À ce stade, le titre du livre devient problématique. Ne se renverse-t-il pas ironiquement en son contraire, un contraire non moins « absolu » que sa légende insane ? En ce sens, cette publication est salutaire.
Un brin décontenancé, Philippe Bordas avoue ne pas avoir voulu changer le titre de son manuscrit après la révélation obtenue au terme de son itinéraire italien. Et c’est sans doute tant mieux. Avec une honnêteté intellectuelle digne d’éloges, il nous offre ainsi le cas rare d’un livre qui, de ses prémisses à sa conclusion, se dément lui-même. Le charme de l'ouvrage en est accru d’autant.

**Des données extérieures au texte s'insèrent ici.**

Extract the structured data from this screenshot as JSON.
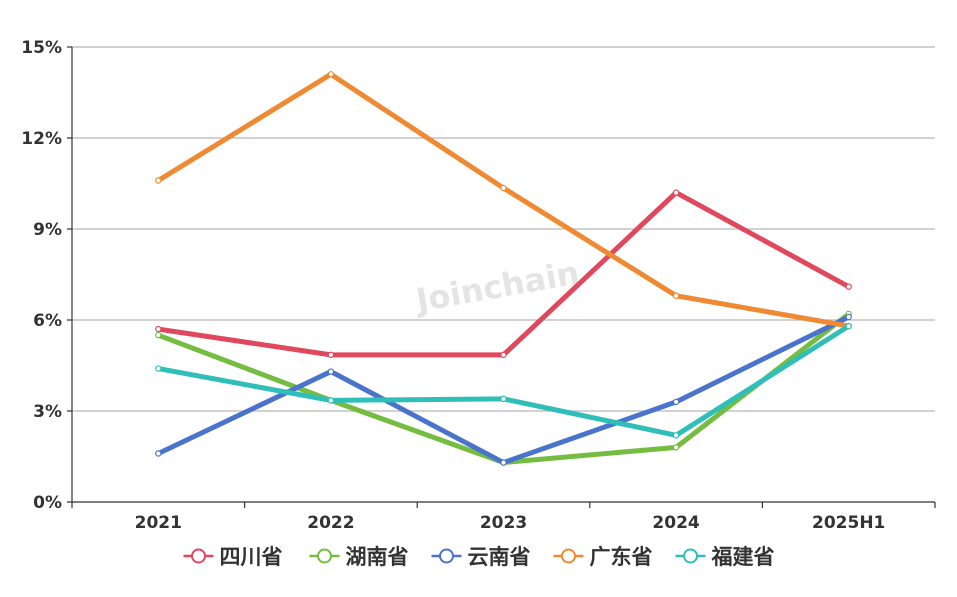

[1] On doit à Gadda une célèbre Apologie manzonienne, in Le temps et les œuvres, traduit par Dominique Férault, Gallimard, Paris, 1994
[2] Qu’on nous permette de renvoyer à : Philippe Di Meo, Carlo Emilio Gadda : du paradoxe de l’inachèvement à la généalogie, in L’Etrangère, numéro 51-52, p 253-276, La lettre volée, Bruxelles, 2019.
[3] Giorgio Pinotti republie depuis plusieurs décennies l’œuvre de Carlo Emilio Gadda chez Garzanti et Adelphi.
[4] Autrement dit, mélange de styles.
[5] Giuliano Gramigna, Due passi in giardino col capitano Gaddus, Il Corriere della sera du 14/09/1994.
[6] Cf. Carlo Emilio Gadda, Journal de guerre et de captivité, traduit de l’italien par Gérard-Georges Lemaire, C. Bourgois, Paris, 1993.